Figure 2 displays the feasibility of using STD for fog detection. The upper panels represent the altitude distribution of pixels selected using the BTD threshold value for fog detection, while the bottom panels use both BTD and STD threshold values. The threshold values of BTD and STD used were − 1.1 and 6.5 K, respectively, derived from climatological data analysis. In the upper panels (BTD only) 47.7% of the pixels selected as fog on the basis of the BTD threshold value are clouds located above 2 km. When the STD threshold is included, the proportion of higher clouds was reduced to 28.5%. This is because the BTD threshold value only discriminates on the basis of cloud properties such as particle size while the STD threshold provides another criterion depending on the altitude of the cloud. However, uncertainties resulting from the variation of temperature profiles and the merging process of two different types of data should also be considered when using STD, as they might result in some discrepancy in STD between clouds at the same altitude but located in different areas. The unsupervised technique described in section 4 suggests a method for minimizing the uncertainties of BTD and STD.

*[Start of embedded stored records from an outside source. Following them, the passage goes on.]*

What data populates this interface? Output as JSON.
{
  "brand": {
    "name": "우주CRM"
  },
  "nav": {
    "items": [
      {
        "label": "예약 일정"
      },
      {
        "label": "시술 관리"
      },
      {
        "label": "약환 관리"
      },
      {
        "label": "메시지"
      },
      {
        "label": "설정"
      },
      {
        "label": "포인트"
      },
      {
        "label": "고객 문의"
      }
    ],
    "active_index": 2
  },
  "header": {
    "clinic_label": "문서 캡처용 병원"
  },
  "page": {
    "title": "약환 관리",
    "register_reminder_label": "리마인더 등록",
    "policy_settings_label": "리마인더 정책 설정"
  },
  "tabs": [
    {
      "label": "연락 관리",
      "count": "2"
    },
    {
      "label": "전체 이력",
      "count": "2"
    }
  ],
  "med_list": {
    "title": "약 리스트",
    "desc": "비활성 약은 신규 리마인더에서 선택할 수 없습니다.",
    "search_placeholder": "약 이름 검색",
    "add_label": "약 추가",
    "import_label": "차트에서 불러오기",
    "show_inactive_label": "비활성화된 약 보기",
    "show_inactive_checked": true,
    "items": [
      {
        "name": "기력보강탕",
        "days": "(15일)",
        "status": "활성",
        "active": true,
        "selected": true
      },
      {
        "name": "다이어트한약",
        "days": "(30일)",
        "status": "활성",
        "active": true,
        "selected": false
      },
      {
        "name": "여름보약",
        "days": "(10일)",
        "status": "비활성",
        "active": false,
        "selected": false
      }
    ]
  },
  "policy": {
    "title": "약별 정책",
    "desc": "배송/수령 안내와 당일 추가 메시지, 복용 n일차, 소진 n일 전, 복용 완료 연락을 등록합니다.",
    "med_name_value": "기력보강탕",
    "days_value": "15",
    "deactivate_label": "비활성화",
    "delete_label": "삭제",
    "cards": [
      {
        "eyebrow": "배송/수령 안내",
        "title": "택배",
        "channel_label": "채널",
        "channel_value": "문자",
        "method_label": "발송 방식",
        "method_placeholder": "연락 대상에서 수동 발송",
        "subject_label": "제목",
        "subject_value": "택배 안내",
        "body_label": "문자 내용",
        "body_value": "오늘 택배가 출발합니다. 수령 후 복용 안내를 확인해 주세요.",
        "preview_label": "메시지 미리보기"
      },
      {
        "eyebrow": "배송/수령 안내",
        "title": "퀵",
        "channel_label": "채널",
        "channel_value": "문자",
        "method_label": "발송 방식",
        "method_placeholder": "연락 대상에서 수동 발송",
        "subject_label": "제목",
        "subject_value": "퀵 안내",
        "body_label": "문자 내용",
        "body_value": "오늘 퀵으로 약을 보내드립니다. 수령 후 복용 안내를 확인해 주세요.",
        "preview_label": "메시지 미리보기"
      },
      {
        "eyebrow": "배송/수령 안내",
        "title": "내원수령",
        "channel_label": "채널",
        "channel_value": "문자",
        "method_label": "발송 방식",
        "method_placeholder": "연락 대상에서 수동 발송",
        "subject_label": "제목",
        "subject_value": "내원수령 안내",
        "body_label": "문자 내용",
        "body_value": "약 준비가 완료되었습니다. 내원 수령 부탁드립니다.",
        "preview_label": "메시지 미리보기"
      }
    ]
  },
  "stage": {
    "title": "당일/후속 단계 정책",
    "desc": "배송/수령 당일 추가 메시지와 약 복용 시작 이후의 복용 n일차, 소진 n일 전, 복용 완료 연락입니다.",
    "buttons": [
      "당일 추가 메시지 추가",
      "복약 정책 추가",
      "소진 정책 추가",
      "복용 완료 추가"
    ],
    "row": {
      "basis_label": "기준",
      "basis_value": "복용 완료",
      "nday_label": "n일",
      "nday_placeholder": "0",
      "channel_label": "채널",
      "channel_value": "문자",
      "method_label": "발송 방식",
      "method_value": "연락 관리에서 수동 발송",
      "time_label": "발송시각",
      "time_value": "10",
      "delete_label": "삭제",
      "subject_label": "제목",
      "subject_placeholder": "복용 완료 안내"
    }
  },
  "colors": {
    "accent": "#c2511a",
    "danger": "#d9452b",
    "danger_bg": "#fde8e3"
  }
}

3.3 Climatological Analysis of BTD and STD

Clear sky, low cloud (including fog and stratus) and middle/high cloud have distinguishing features in BTD and STD distribution. Figure 3 demonstrates the characteristics of each scene classified by altitude obtained from MI-COMS cloud top height product. In the BTD distribution (Fig. 3a), low cloud modes are located in the negative area where BTD is less than 0, which corresponds to the aforementioned characteristic of low cloud (including fog and stratus). Clear mode is concentrated around 0 with high density. Ideally, clear scene should be near 0, but it shows slightly positively biased because of water vapor absorption by 10.8 μm (Lee et al. 1997). On the other hand, middle and high clouds are distributed over a broad range of BTD. It is clearly seen that middle and high cloud scene cannot be separated from other features in BTD distribution due to their overlapped distribution range. In contrast, the STD distributions of each scene show a different pattern from BTD distribution (Fig. 3b). The middle and high cloud located at a higher value of STD while clear mode stays around 0 as in the BTD distribution. Furthermore, low cloud below 0.5 km and that above 0.5 km are divided into a mode with lower STD around 0 and a mode with higher STD. In other words, low cloud below 0.5 km has almost same location with clear mode while low cloud above 0.5 km has farther position from clear scene. As a result, low cloud with comparatively higher altitude can be identified in STD distribution. In addition, higher clouds tend to have larger standard deviations due to widely ranging altitudes. These characteristics are utilized to identify modes of each scene.

4 Method

As mentioned above, traditional methods for fog detection using predetermined thresholds are inadequate when atmospheric conditions vary. Our algorithm, using an unsupervised learning method, allows for a more flexible approach in such varying environments, as it analyzes the characteristics of the scene. Figure 4 shows the overview of our algorithm. In this section, a detailed explanation of each process is presented after the description of the EM algorithm.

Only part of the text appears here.